If aching joints hamper your lifestyle, exercise is the antidote, says fresh research from Harvard.
Even though joint pain naturally makes you want to move less, inactivity robs you of comfort in the long-term. “Limiting your movements can weaken muscles, compounding joint trouble, and affect your posture, setting off a cascade of further problems,” says a new report out from Harvard Medical School in the US.
What works: the right set of exercises, practiced regularly. In fact, say the researchers, staying active can even delay (or help you avoid) surgery on the relevant joint.
Here is Harvard’s two-pronged proposal:
1. Lose weight (provided you have kilos to shed!)

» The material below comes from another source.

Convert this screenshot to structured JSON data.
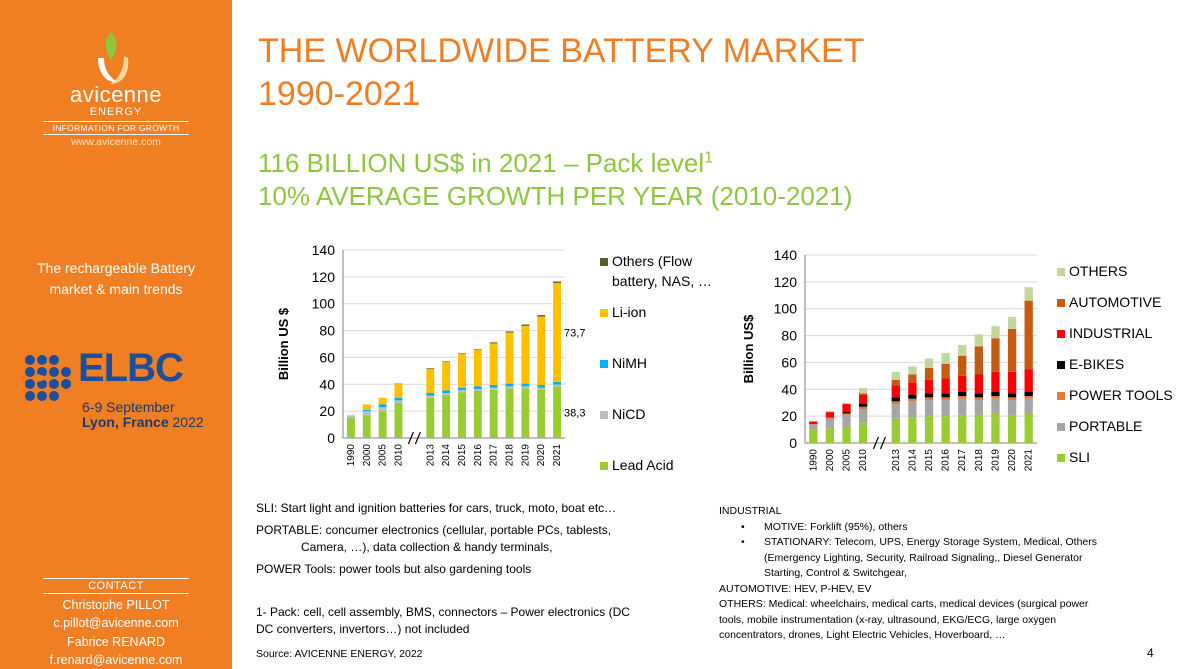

“Being overweight raises your risk of developing osteoarthritis in a weight-bearing joint like the knee – and even in the hand,” the researchers suggest. Some studies posit weight may exacerbate the inflammatory factors that lead to joint pain. The report cites one study that examined osteoarthritis sufferers: when younger overweight women dropped five kilos from their weight, their osteoarthritis risk fell by 50 per cent!
2. Strengthen your quads
Each time you take a step, you’re placing enormous pressure on your knees. In fact, just walking on level ground transfers 1.5 times your body weight to your knee joint; while walking up steps delivers two to three times your body weight to your knee. And when you squat or kneel down to tie up your shoe lace, your knees cop four to five times your body weight.
“Fortunately, strengthening your quadriceps changes the equation,” says the report—and the same goes for losing weight. Try low impact resistance machines at your local gym, as well as activities like walking, swimming, running and cycling.
Natural therapies to relieve osteoarthritis-induced joint pain.
According to Russell Setright, author of The A-Z Get Well Encyclopaedia of Natural Medicine For the Whole Family, glucosamine can both slow down the progression of the disease, while also easing pain. This nutrient may work by stimulating the synthesis of new cartilage and keeping cartilage-busting enzymes at bay. In treating osteoarthritis, he says the following supplements produce good results (when taken in unison): fish oil, celery, vitamin B5 and glucosamine sulfate. See your healthcare professional or naturopath for a more individualised prescription.